# Bad news for Avery and consumers.



## mshutt (Apr 21, 2007)

Yesterday during one of China's massive earth quakes, the famous Avery factory was demolished after a horrific earth quake. Nobody is sure yet if there were any casualties, but some of Avery's managers are predicting that all prices with the Avery brand name on it, will be raised ATLEAST 20% until they get a new factory built, and products being made at the same consistant pace.

Brought to you by:
BaitPileBallers


----------



## hunt4P&amp;Y (Sep 23, 2004)

Dude I hadn't heard. :-? Where did you hear this at?


----------



## R y a n (Apr 4, 2005)

I think I heard something about this too...

I'll see if I can find a news link...

Ryan


----------



## goosehunternd (Mar 10, 2006)

I was at Cabelas today and heard the same thing shutt, The guy said the prices of all Avery product are guna go threw the roof, anybody that was thinking about buying new dekes better get on it FAST, they will proably be sold out by fall


----------



## hunt4P&amp;Y (Sep 23, 2004)

I guess it is news to me.

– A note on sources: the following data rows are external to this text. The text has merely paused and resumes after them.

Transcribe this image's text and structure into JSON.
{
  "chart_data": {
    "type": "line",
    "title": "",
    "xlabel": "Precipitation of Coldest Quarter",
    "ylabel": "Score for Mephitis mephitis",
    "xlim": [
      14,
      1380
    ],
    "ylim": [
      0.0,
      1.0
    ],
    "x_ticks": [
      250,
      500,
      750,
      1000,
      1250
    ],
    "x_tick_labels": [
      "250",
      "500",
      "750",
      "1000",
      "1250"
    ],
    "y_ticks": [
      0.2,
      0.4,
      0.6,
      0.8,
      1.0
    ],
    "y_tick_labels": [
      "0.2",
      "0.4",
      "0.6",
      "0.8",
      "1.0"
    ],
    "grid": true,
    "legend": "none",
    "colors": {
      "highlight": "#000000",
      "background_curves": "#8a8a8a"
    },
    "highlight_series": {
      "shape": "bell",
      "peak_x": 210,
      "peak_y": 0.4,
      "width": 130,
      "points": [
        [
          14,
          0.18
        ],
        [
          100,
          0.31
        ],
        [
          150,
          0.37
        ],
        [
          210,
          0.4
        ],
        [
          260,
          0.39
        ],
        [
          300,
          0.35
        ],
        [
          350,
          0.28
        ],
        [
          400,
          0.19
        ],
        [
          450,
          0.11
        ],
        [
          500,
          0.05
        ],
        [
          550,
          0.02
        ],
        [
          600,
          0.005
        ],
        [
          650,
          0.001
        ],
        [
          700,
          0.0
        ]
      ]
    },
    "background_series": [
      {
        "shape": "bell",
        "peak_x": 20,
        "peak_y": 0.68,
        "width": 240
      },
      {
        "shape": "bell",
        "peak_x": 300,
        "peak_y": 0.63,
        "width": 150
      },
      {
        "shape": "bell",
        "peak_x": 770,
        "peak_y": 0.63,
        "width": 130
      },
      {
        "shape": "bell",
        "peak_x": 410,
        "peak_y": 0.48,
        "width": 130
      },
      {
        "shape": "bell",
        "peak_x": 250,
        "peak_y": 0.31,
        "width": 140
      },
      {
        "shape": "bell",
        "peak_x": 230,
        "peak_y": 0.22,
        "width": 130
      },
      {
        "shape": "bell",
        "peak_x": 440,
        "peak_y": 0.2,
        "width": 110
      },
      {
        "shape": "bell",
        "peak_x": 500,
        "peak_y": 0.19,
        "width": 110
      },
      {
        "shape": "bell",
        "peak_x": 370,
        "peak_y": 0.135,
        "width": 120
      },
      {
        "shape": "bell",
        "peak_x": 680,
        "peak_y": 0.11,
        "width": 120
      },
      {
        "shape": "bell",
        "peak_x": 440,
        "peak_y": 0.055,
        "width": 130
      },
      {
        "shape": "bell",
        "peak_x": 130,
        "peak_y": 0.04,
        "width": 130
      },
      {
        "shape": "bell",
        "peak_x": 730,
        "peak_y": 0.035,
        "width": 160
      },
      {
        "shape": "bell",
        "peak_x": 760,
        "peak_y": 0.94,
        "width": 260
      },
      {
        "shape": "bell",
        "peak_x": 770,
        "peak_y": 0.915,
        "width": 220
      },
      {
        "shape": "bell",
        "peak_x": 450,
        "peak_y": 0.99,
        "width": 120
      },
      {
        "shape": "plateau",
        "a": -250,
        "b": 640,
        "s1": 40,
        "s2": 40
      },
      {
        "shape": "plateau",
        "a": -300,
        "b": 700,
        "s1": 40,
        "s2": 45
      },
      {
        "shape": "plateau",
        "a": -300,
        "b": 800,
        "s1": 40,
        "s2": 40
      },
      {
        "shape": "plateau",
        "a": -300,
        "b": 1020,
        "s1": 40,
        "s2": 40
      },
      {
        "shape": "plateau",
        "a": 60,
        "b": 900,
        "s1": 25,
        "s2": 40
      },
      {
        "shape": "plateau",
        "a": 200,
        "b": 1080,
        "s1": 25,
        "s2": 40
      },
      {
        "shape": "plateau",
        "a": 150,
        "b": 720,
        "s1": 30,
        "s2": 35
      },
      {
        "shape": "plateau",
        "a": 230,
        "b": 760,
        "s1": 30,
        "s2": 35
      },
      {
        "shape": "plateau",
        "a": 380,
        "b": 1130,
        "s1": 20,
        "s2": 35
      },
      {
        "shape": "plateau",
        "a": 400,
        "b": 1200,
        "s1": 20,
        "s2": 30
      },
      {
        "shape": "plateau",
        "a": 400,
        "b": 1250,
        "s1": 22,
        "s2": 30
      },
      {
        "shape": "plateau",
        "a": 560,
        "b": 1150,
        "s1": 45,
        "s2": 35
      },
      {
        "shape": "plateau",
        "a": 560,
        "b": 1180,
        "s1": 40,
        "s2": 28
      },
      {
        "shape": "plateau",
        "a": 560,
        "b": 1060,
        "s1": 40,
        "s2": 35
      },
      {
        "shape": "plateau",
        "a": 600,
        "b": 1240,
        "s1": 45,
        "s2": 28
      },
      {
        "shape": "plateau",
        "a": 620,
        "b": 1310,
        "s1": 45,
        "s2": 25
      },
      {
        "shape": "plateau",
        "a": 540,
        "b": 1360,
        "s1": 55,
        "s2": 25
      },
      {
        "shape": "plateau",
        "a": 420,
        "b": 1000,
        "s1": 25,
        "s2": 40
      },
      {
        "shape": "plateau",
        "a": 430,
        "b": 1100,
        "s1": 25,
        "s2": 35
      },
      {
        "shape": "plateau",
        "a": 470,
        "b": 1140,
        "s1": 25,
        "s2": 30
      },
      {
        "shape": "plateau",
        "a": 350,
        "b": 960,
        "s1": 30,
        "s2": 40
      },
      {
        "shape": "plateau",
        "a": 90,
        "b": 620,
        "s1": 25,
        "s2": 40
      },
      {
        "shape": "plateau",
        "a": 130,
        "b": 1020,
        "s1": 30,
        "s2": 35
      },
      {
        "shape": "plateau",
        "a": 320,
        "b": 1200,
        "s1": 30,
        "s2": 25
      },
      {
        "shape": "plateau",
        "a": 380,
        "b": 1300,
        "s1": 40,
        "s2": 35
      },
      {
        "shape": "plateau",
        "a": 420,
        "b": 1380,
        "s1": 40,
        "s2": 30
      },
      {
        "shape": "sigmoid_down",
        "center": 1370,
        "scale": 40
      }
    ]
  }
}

I will try and make some calls to find out, Man if this is the case I am buying every Avery I see.

Anyone else hear this?


----------



## HonkerExpress (Sep 23, 2005)

Ah, haha, I wouldn't doubt it. Maybe they will move the company to the good ol usa now. I am sure there has to be some cheap labor around somewhere. I don't think they could do a worse job shipping decoys then anyone else. Pretty bad when I get a dozen fb mallards and have to sit with touch up paint to clean em up. Not really happy with the packaging on em. My FFD's better not all scuffed up.


----------



## dblkluk (Oct 3, 2002)

> My FFD's better not all scuffed up.


Speaking as an owner of FFDs which get "babied"......Good luck... :lol:


----------



## Maverick (Mar 4, 2002)

:koolaid: Ohh yaaaa....Ohhh yaaaa...


----------



## R y a n (Apr 4, 2005)

I see someone over on Avery forums heard about it too....

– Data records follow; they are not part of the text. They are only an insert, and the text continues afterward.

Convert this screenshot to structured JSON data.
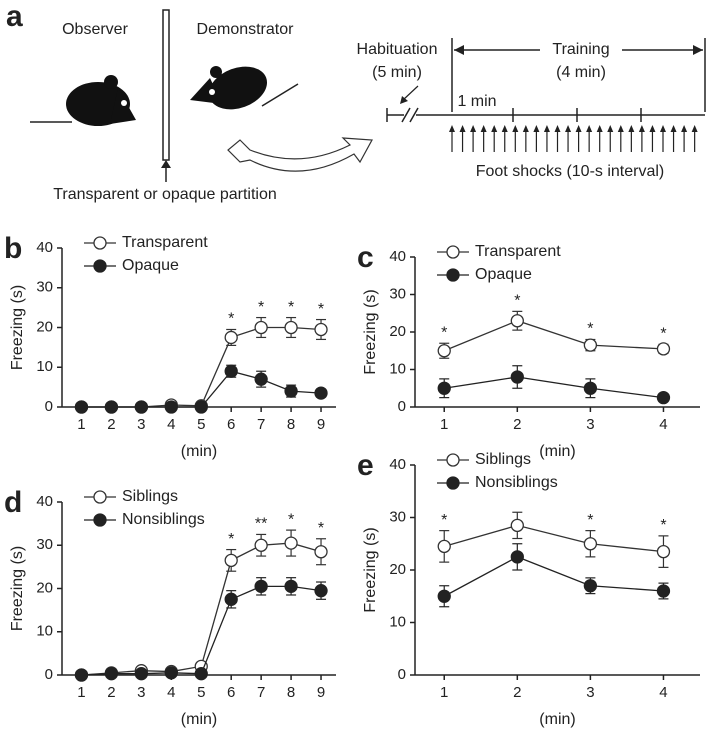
{
  "panel_a": {
    "panel": "a",
    "observer": "Observer",
    "demonstrator": "Demonstrator",
    "partition": "Transparent or opaque partition",
    "habituation": "Habituation",
    "habituation_duration": "(5 min)",
    "training": "Training",
    "training_duration": "(4 min)",
    "interval": "1 min",
    "shocks": "Foot shocks (10-s interval)"
  },
  "chart_data": [
    {
      "type": "line",
      "panel": "b",
      "ylabel": "Freezing (s)",
      "xlabel": "(min)",
      "xlim": [
        0.35,
        9.5
      ],
      "xticks": [
        1,
        2,
        3,
        4,
        5,
        6,
        7,
        8,
        9
      ],
      "ylim": [
        0,
        40
      ],
      "yticks": [
        0,
        10,
        20,
        30,
        40
      ],
      "legend": "upper left",
      "x": [
        1,
        2,
        3,
        4,
        5,
        6,
        7,
        8,
        9
      ],
      "series": [
        {
          "name": "Transparent",
          "color": "#333",
          "marker_fill": "#ffffff",
          "values": [
            0,
            0,
            0,
            0.5,
            0.3,
            17.5,
            20,
            20,
            19.5
          ],
          "errors": [
            0.3,
            0.3,
            0.3,
            0.5,
            0.5,
            2,
            2.5,
            2.5,
            2.5
          ]
        },
        {
          "name": "Opaque",
          "color": "#222",
          "marker_fill": "#222222",
          "values": [
            0,
            0,
            0,
            0,
            0,
            9,
            7,
            4,
            3.5
          ],
          "errors": [
            0.3,
            0.3,
            0.3,
            0.3,
            0.3,
            1.5,
            2,
            1.5,
            1
          ]
        }
      ],
      "annotations": [
        {
          "x": 6,
          "text": "*"
        },
        {
          "x": 7,
          "text": "*"
        },
        {
          "x": 8,
          "text": "*"
        },
        {
          "x": 9,
          "text": "*"
        }
      ]
    },
    {
      "type": "line",
      "panel": "c",
      "ylabel": "Freezing (s)",
      "xlabel": "(min)",
      "xlim": [
        0.6,
        4.5
      ],
      "xticks": [
        1,
        2,
        3,
        4
      ],
      "ylim": [
        0,
        40
      ],
      "yticks": [
        0,
        10,
        20,
        30,
        40
      ],
      "legend": "upper left",
      "x": [
        1,
        2,
        3,
        4
      ],
      "series": [
        {
          "name": "Transparent",
          "color": "#333",
          "marker_fill": "#ffffff",
          "values": [
            15,
            23,
            16.5,
            15.5
          ],
          "errors": [
            2,
            2.5,
            1.5,
            1.2
          ]
        },
        {
          "name": "Opaque",
          "color": "#222",
          "marker_fill": "#222222",
          "values": [
            5,
            8,
            5,
            2.5
          ],
          "errors": [
            2.5,
            3,
            2.5,
            1
          ]
        }
      ],
      "annotations": [
        {
          "x": 1,
          "text": "*"
        },
        {
          "x": 2,
          "text": "*"
        },
        {
          "x": 3,
          "text": "*"
        },
        {
          "x": 4,
          "text": "*"
        }
      ]
    },
    {
      "type": "line",
      "panel": "d",
      "ylabel": "Freezing (s)",
      "xlabel": "(min)",
      "xlim": [
        0.35,
        9.5
      ],
      "xticks": [
        1,
        2,
        3,
        4,
        5,
        6,
        7,
        8,
        9
      ],
      "ylim": [
        0,
        40
      ],
      "yticks": [
        0,
        10,
        20,
        30,
        40
      ],
      "legend": "upper left",
      "x": [
        1,
        2,
        3,
        4,
        5,
        6,
        7,
        8,
        9
      ],
      "series": [
        {
          "name": "Siblings",
          "color": "#333",
          "marker_fill": "#ffffff",
          "values": [
            0,
            0.5,
            1,
            0.8,
            2,
            26.5,
            30,
            30.5,
            28.5
          ],
          "errors": [
            0.3,
            0.5,
            0.8,
            0.5,
            0.8,
            2.5,
            2.5,
            3,
            3
          ]
        },
        {
          "name": "Nonsiblings",
          "color": "#222",
          "marker_fill": "#222222",
          "values": [
            0,
            0.3,
            0.3,
            0.5,
            0.3,
            17.5,
            20.5,
            20.5,
            19.5
          ],
          "errors": [
            0.3,
            0.3,
            0.3,
            0.3,
            0.3,
            2,
            2,
            2,
            2
          ]
        }
      ],
      "annotations": [
        {
          "x": 6,
          "text": "*"
        },
        {
          "x": 7,
          "text": "**"
        },
        {
          "x": 8,
          "text": "*"
        },
        {
          "x": 9,
          "text": "*"
        }
      ]
    },
    {
      "type": "line",
      "panel": "e",
      "ylabel": "Freezing (s)",
      "xlabel": "(min)",
      "xlim": [
        0.6,
        4.5
      ],
      "xticks": [
        1,
        2,
        3,
        4
      ],
      "ylim": [
        0,
        40
      ],
      "yticks": [
        0,
        10,
        20,
        30,
        40
      ],
      "legend": "upper left",
      "x": [
        1,
        2,
        3,
        4
      ],
      "series": [
        {
          "name": "Siblings",
          "color": "#333",
          "marker_fill": "#ffffff",
          "values": [
            24.5,
            28.5,
            25,
            23.5
          ],
          "errors": [
            3,
            2.5,
            2.5,
            3
          ]
        },
        {
          "name": "Nonsiblings",
          "color": "#222",
          "marker_fill": "#222222",
          "values": [
            15,
            22.5,
            17,
            16
          ],
          "errors": [
            2,
            2.5,
            1.5,
            1.5
          ]
        }
      ],
      "annotations": [
        {
          "x": 1,
          "text": "*"
        },
        {
          "x": 3,
          "text": "*"
        },
        {
          "x": 4,
          "text": "*"
        }
      ]
    }
  ]
}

I wonder if they are going to have some sorta press release? Maybe not? I suppose everything is new still, and information is difficult to get out given all that devastation.


----------



## Leo Porcello (Jul 10, 2003)

I sure hope the head painters made it out okay. This is a punch to the gut of all waterfowlers. I sure hope they get up and running ASAP. I guess the goose population will take a missive spike as now there will be a lot less Avery's in the field. :******:


----------



## gaddyshooter (Oct 12, 2003)

Wow. That's sad. Well, at least when they start the clean up process, they won't have to worry too much about the paint. It'll come right off. :wink: :wink:

Thank you. I'm here all week. Don't forget to tip your waitresses. :lol:


----------



## ndwaterfowler (May 22, 2005)

Wow, I guess I sold mine too early. I could get some good cash for them now. I hope everyone is ok over there.


----------



## goose0613 (Oct 24, 2003)

http://forum.averyoutdoors.com/showthre ... post361075


----------



## HonkerExpress (Sep 23, 2005)

ah, avery lives, haha. guess it was a big mistake on the part of shutt, probably drunk and just trying to get a rise out of people.


----------



## drjongy (Oct 13, 2003)

From the Avery website:

Our facility is about 900 miles from any seriously damaged region. Two young ladies who work for us over there have family in the area though, and I'm sure they would appreciate your thoughts and prayers.

Bill
__________________
Bill Cooksey
Director of Media Relations
Avery Outdoors, Inc.
800-333-5119

"My feelings for spinning wing decoys are akin to those for my ex-wife. We had a lot of fun together for a short period of time, but now I wish we'd never met."


----------



## h2ofwlr (Feb 6, 2004)

Mshutt was likely selling GHG decoys trying to get a few more bucks for them. :toofunny:


----------



## goosehunternd (Mar 10, 2006)

h20, you must be a mind reader, how did you know??


----------



## dblkluk (Oct 3, 2002)

> how did you know??


bede... :wink:


----------



## mshutt (Apr 21, 2007)

Sorry guys, my mistake. My chinese immigrant worker had heard the news from a family freind when he made a collect call over to there, and thats what he told me, and i told you. But H20fowler just gave me an idea that isnt so great!


----------



## R y a n (Apr 4, 2005)

mshutt said:


> Sorry guys, my mistake. My chinese immigrant worker had heard the news from a family freind when he made a collect call over to there, and thats what he told me, and i told you. But H20fowler just gave me an idea that isnt so great!


Damn immigrants :wink: Is he documented?

Someone call the minutemen...

Leo where are you?


----------



## hunt4P&amp;Y (Sep 23, 2004)

See I knew it from the start!! BEDE!


----------



## Leo Porcello (Jul 10, 2003)

all I got to say is H.L.S. :lol:


----------



## hunt4P&amp;Y (Sep 23, 2004)

Yep


----------



## Sportin' Woodies (Jun 26, 2006)

wouldnt be surprised if Avery themsevles released this "rumor" to spike their sales, exploiting a disaster.


----------



## hunt4P&amp;Y (Sep 23, 2004)

:withstupid: Or maybe that "Bait Pile" everyone is talking about?


----------



## Leo Porcello (Jul 10, 2003)

I don't know but who ever thought of it must be some kind of genius!!


----------



## T Shot (Oct 4, 2002)

Leo Porcello said:


> I don't know but who ever thought of it must be some kind of genius!!


That, or he slept at a Holiday Inn Express last night...


----------



## Leo Porcello (Jul 10, 2003)

T Shot said:


> Leo Porcello said:
> 
> 
> > I don't know but who ever thought of it must be some kind of genius!!
> ...


 :lol: :lol:


----------